Doubling OW and ODSP rates would provide relief for low-income earners, while easing the social and health burdens they often bear disproportionately. Frontline partners at agencies funded by United Ways across the province are reporting record high numbers of community members needing supports, and an increasing complexity of issues facing both urban and rural communities.
The issue
- 2021 reports indicate Canada’s overall poverty rate is 7.4%, Ontario’s poverty rate is 10.2%, and the Elgin-Middlesex poverty rate is 15.2%.
- 1 in 4 kids in Elgin-Middlesex is living in poverty.
- The Poverty Trends in London 2020 report shows that poverty is disproportionately impacting Indigenous Londoners, newcomers, and immigrants.
The impact
- 1 in 7 households in Elgin-Middlesex lack the means for a diet that is nutritious, adequate and deemed culturally appropriate.
- Adults living in food-insecure households account for more than 1 in 3 hospitalizations due to mental health problems. In 2019 alone, poverty in our communities cost the Ontario health care system $3.9 billion.
The cost of inaction:
- Chronic illness and poor health are more prevalent in low-income families than those earning a livable wage; families in poverty utilize more healthcare resources.

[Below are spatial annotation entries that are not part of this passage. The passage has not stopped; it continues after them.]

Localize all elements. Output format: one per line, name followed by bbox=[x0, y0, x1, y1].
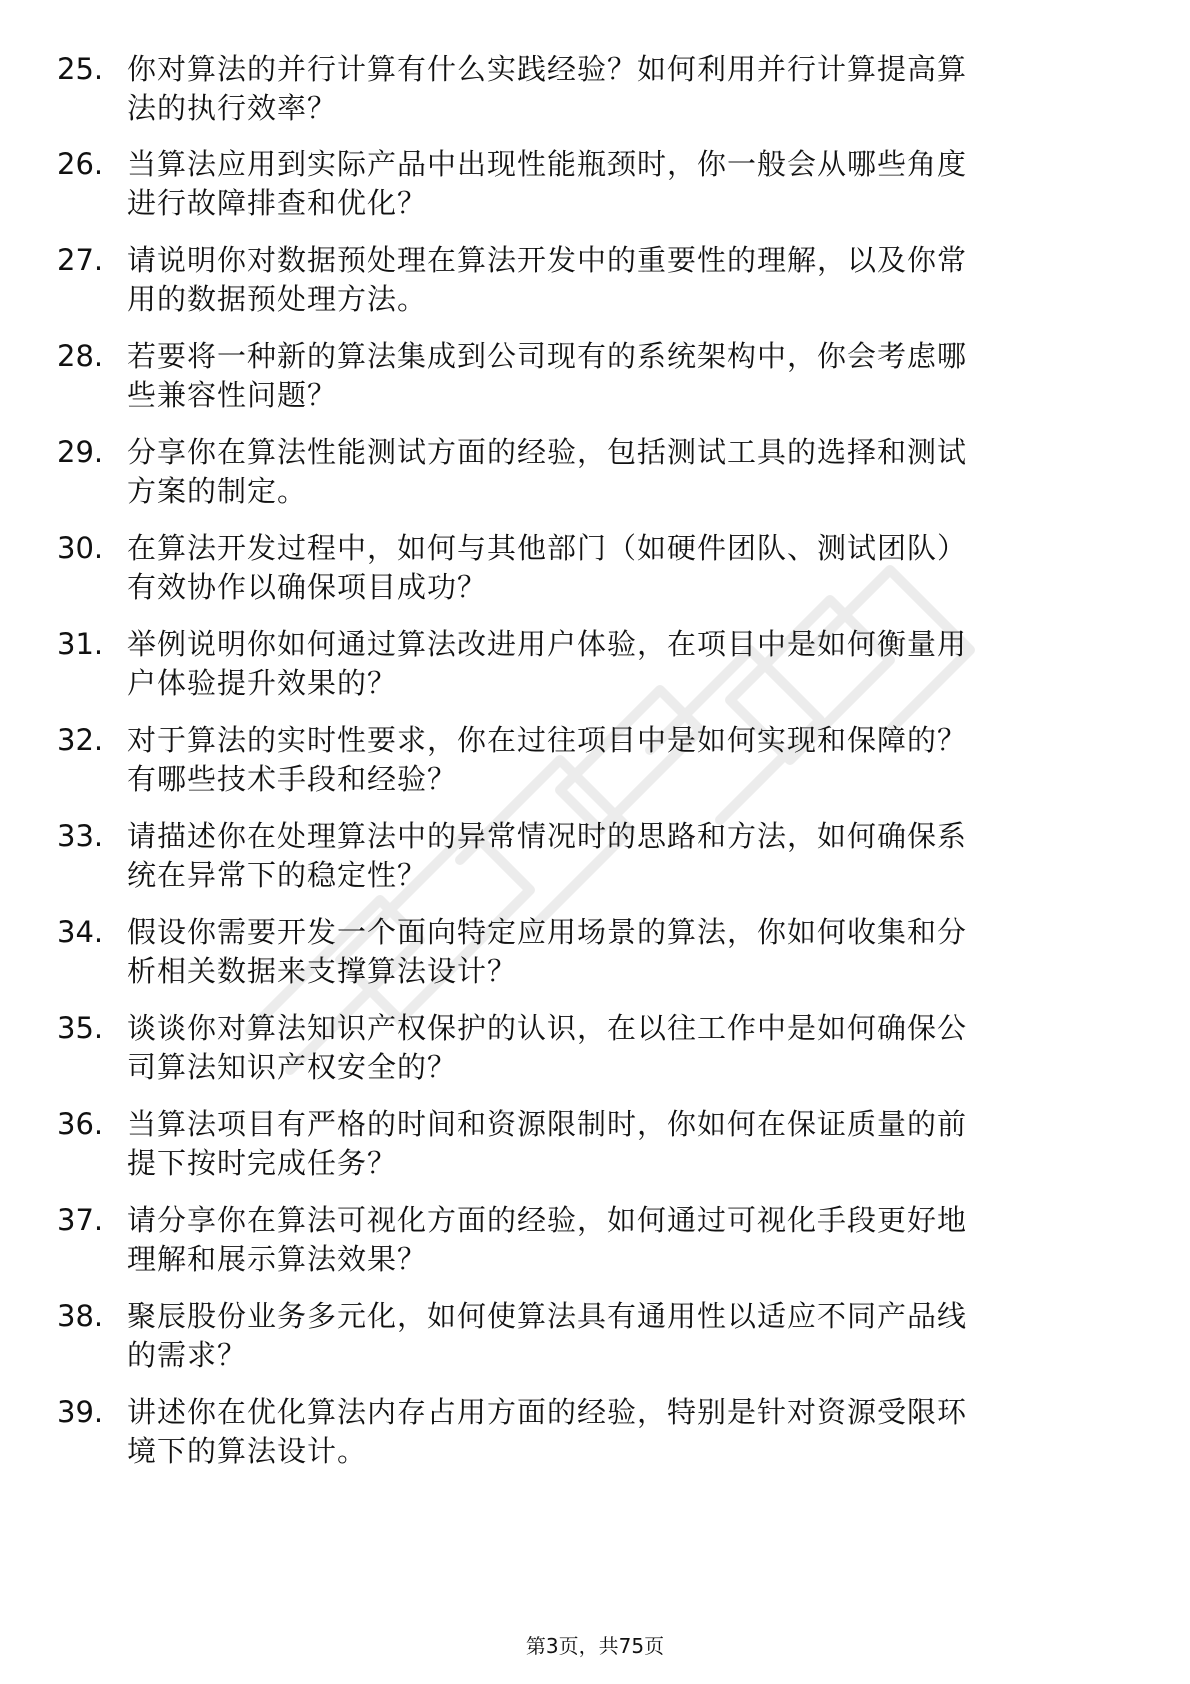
question-number: 26. bbox=[57, 147, 104, 181]
question-line: 聚辰股份业务多元化，如何使算法具有通用性以适应不同产品线 bbox=[127, 1299, 968, 1333]
question-number: 31. bbox=[57, 627, 104, 661]
question-line: 若要将一种新的算法集成到公司现有的系统架构中，你会考虑哪 bbox=[127, 339, 968, 373]
question-line: 讲述你在优化算法内存占用方面的经验，特别是针对资源受限环 bbox=[127, 1395, 968, 1429]
question-line: 方案的制定。 bbox=[127, 474, 308, 508]
question-text bbox=[127, 145, 1117, 223]
question-number: 28. bbox=[57, 339, 104, 373]
question-number: 27. bbox=[57, 243, 104, 277]
question-line: 些兼容性问题？ bbox=[127, 378, 338, 412]
question-number: 29. bbox=[57, 435, 104, 469]
question-text bbox=[127, 1201, 1117, 1279]
question-line: 在算法开发过程中，如何与其他部门（如硬件团队、测试团队） bbox=[127, 531, 968, 565]
question-line: 提下按时完成任务？ bbox=[127, 1146, 398, 1180]
question-number: 38. bbox=[57, 1299, 104, 1333]
question-number: 36. bbox=[57, 1107, 104, 1141]
question-line: 境下的算法设计。 bbox=[127, 1434, 368, 1468]
question-number: 32. bbox=[57, 723, 104, 757]
question-number: 35. bbox=[57, 1011, 104, 1045]
question-text bbox=[127, 50, 1117, 128]
question-line: 你对算法的并行计算有什么实践经验？如何利用并行计算提高算 bbox=[127, 52, 968, 86]
question-text bbox=[127, 241, 1117, 319]
question-number: 25. bbox=[57, 52, 104, 86]
question-text bbox=[127, 337, 1117, 415]
question-text bbox=[127, 817, 1117, 895]
question-line: 理解和展示算法效果？ bbox=[127, 1242, 428, 1276]
question-line: 举例说明你如何通过算法改进用户体验，在项目中是如何衡量用 bbox=[127, 627, 968, 661]
question-text bbox=[127, 433, 1117, 511]
question-text bbox=[127, 1393, 1117, 1471]
question-line: 统在异常下的稳定性？ bbox=[127, 858, 428, 892]
question-text bbox=[127, 913, 1117, 991]
question-line: 析相关数据来支撑算法设计？ bbox=[127, 954, 518, 988]
page-footer bbox=[0, 1632, 1190, 1660]
question-line: 进行故障排查和优化？ bbox=[127, 186, 428, 220]
question-text bbox=[127, 1297, 1117, 1375]
question-line: 户体验提升效果的？ bbox=[127, 666, 398, 700]
question-line: 谈谈你对算法知识产权保护的认识，在以往工作中是如何确保公 bbox=[127, 1011, 968, 1045]
question-line: 对于算法的实时性要求，你在过往项目中是如何实现和保障的？ bbox=[127, 723, 968, 757]
question-text bbox=[127, 721, 1117, 799]
question-line: 当算法应用到实际产品中出现性能瓶颈时，你一般会从哪些角度 bbox=[127, 147, 968, 181]
question-line: 当算法项目有严格的时间和资源限制时，你如何在保证质量的前 bbox=[127, 1107, 968, 1141]
question-line: 请说明你对数据预处理在算法开发中的重要性的理解，以及你常 bbox=[127, 243, 968, 277]
question-line: 分享你在算法性能测试方面的经验，包括测试工具的选择和测试 bbox=[127, 435, 968, 469]
question-line: 请描述你在处理算法中的异常情况时的思路和方法，如何确保系 bbox=[127, 819, 968, 853]
question-line: 用的数据预处理方法。 bbox=[127, 282, 428, 316]
question-line: 假设你需要开发一个面向特定应用场景的算法，你如何收集和分 bbox=[127, 915, 968, 949]
question-number: 34. bbox=[57, 915, 104, 949]
question-line: 请分享你在算法可视化方面的经验，如何通过可视化手段更好地 bbox=[127, 1203, 968, 1237]
question-text bbox=[127, 529, 1117, 607]
question-line: 法的执行效率？ bbox=[127, 91, 338, 125]
question-text bbox=[127, 625, 1117, 703]
question-line: 有效协作以确保项目成功？ bbox=[127, 570, 488, 604]
question-line: 的需求？ bbox=[127, 1338, 248, 1372]
page-number-label: 第3页，共75页 bbox=[525, 1634, 665, 1658]
question-number: 37. bbox=[57, 1203, 104, 1237]
question-number: 30. bbox=[57, 531, 104, 565]
question-number: 33. bbox=[57, 819, 104, 853]
question-line: 有哪些技术手段和经验？ bbox=[127, 762, 458, 796]
question-text bbox=[127, 1009, 1117, 1087]
question-text bbox=[127, 1105, 1117, 1183]
question-number: 39. bbox=[57, 1395, 104, 1429]
question-line: 司算法知识产权安全的？ bbox=[127, 1050, 458, 1084]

Health Quality Ontario reports that people living in the poorest neighbourhoods in Ontario account for nearly twice the total number of visits to the emergency department.
- Feed Ontario calculates poverty costs Ontario taxpayers $27.1 - 33 billion annually.

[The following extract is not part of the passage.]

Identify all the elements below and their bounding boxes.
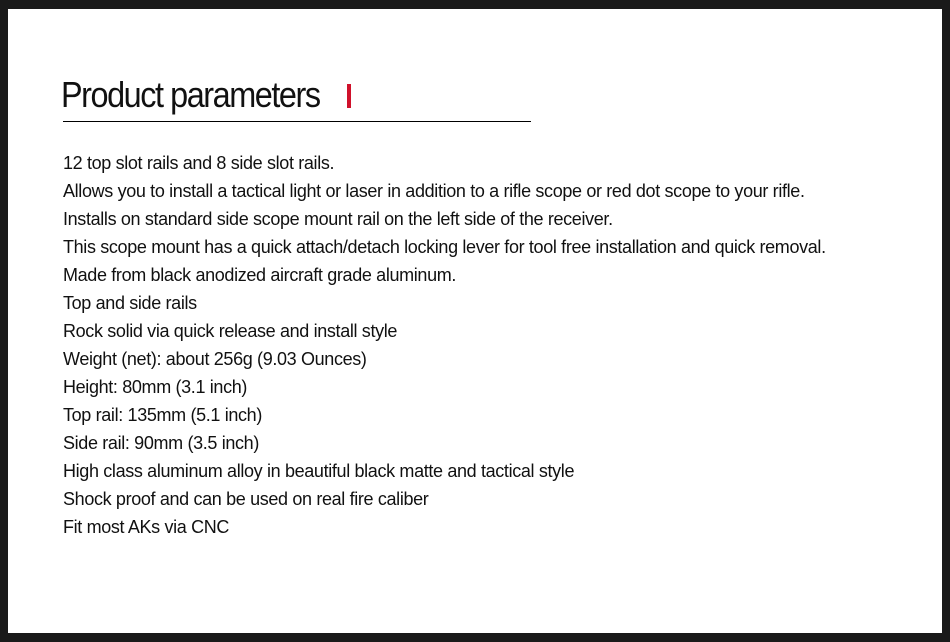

Just as their challenges affect all of us, doubling social assistance rates would also benefit all of us: in improved health, well-being, and worker productivity, and in spending that creates a positive multiplier effect in the local economy.
We know our shared goal of a prosperous Ontario is intrinsically linked to our social infrastructure which is critical in the face of the current affordability crisis across the province. We need to deliver concrete solutions that enable all Ontarians to house, feed and support our families. It is critical to take immediate action addressing the reality that social assistance rates have people in our province living in poverty.
Just like government, United Way is ready to do its best for the people of this province and we look forward to working with you to leverage the opportunities before us for the benefit of all Ontarians. Together we can make a difference. Additional and ongoing support for our communities is crucial to maintain the health and wellbeing of our citizens.